名前を聞いただけで、「ああ、あの混む店か」と思い浮かべる人も多いはずだ。実際に行ったわけではないのに、なぜかずっと気になっている。そういう店が、誰にでも一つや二つある。永井食堂は、まさにその代表格だ。
永井食堂といえば、もつ煮。
シンプルで力強い料理なのに、全国的な知名度がある。しかも決まって聞くのが、「とにかく混んでいる」「昼は行列必至」「早い時間に行かないと売り切れることもある」という話。これだけ条件が揃うと、逆に行ってみたくなる。

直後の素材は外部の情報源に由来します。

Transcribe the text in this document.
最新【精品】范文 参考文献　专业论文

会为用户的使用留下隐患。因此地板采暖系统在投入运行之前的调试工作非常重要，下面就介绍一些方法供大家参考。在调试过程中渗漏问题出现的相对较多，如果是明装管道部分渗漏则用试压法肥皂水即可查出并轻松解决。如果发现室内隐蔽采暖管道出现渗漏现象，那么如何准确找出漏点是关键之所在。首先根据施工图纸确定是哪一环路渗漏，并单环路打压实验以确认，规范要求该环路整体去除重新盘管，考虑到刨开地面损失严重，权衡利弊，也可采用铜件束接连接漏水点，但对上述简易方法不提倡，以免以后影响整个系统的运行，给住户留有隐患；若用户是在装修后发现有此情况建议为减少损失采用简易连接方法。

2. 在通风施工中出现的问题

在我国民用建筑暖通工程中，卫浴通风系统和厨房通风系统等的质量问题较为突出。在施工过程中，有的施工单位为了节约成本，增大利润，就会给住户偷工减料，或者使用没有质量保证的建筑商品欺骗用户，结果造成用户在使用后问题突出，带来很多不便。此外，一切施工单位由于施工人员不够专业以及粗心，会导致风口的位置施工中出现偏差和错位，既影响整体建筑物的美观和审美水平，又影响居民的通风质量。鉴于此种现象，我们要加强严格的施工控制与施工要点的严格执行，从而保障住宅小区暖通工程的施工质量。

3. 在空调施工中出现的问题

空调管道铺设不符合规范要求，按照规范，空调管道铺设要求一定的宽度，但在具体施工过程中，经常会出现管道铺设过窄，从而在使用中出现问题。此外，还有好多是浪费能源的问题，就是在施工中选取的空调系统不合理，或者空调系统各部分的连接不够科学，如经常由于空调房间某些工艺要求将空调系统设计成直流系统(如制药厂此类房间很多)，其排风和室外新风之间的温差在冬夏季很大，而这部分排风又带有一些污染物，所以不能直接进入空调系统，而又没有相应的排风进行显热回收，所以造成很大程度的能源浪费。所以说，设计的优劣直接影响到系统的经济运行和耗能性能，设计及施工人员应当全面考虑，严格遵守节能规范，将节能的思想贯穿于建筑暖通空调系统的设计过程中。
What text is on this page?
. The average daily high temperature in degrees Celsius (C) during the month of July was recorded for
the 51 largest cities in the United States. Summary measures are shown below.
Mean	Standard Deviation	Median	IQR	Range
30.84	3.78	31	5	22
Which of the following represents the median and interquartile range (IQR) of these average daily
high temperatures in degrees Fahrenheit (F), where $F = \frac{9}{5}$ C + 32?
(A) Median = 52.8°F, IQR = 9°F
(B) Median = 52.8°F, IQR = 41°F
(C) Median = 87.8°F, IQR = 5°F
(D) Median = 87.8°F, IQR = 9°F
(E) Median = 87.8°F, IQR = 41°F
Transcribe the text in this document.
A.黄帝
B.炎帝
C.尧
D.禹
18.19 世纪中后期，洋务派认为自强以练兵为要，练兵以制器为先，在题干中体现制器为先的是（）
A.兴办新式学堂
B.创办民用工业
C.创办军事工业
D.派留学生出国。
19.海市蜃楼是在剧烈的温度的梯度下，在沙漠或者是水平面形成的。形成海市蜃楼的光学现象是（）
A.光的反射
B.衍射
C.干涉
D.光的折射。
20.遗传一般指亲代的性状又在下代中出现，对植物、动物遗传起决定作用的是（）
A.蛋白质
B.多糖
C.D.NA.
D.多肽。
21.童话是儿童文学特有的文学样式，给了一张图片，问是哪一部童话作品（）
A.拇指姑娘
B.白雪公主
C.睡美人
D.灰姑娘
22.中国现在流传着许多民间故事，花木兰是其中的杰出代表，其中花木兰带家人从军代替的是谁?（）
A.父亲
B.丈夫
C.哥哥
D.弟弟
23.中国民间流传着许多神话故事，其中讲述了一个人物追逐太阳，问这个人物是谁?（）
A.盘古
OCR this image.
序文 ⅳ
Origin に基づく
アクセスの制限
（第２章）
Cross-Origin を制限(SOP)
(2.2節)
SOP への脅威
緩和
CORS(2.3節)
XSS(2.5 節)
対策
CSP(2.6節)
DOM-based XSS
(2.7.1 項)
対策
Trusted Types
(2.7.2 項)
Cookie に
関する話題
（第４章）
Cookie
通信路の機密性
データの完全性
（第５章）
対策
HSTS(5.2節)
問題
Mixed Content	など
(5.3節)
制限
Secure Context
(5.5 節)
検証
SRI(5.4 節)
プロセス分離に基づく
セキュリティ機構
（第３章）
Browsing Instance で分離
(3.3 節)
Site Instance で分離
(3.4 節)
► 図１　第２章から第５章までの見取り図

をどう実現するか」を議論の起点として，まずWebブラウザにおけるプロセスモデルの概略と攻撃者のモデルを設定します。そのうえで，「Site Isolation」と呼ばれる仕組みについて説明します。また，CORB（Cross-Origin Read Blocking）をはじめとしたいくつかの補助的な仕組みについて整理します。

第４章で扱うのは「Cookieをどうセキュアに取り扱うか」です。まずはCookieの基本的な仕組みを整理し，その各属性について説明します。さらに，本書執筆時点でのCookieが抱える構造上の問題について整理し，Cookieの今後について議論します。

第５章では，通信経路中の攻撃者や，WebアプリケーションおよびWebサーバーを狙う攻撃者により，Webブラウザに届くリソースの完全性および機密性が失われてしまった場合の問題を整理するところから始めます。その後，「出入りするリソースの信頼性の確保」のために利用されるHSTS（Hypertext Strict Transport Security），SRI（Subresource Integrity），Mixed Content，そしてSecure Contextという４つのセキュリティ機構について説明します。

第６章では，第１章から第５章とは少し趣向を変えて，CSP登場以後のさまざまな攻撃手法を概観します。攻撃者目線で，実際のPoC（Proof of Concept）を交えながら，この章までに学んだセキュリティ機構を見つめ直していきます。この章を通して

不思議なのは、行列の話を聞いてもネガティブな印象にならないことだ。
むしろ「それだけ支持されているんだな」「そこまでして食べたい人がいるんだな」と納得してしまう。永井食堂は、行列そのものが評価の一部になっている店だと思う。
SoloEat的に想像すると、永井食堂はかなり“ひとり向き”な気がする。
もつ煮定食を黙々と食べる。長居はしない。食べ終わったら店を出る。誰かと会話を楽しむ場所というより、「目的の一食を取りに行く場所」。そういう割り切りができる店は、ソロ飯との相性がいい。
地方の人気店には、独特の魅力がある。
観光地化しすぎていない。地元の人が普通に通う。その中に、たまたま外から来た人が混ざる。永井食堂も、きっとそういう空気なんだろうと想像している。駐車場、国道沿い、昼前から並ぶ人たち。そんな風景が頭に浮かぶ。
まだ行っていないのに、すでに記憶の中にある店。
それは、ある意味すごいことだと思う。情報と評判だけで、ここまで存在感を持つ飲食店は多くない。永井食堂は、「いつか行く」というリストに自然と入ってしまう名店だ。
混んでいるからこそ、行きたい。
人気があると聞くからこそ、確かめたくなる。永井食堂は、そんな気持ちを長年キープさせる力を持っている。
その「いつか」を、まだ大事に取っておきたい。そんなソロ飯も、悪くない。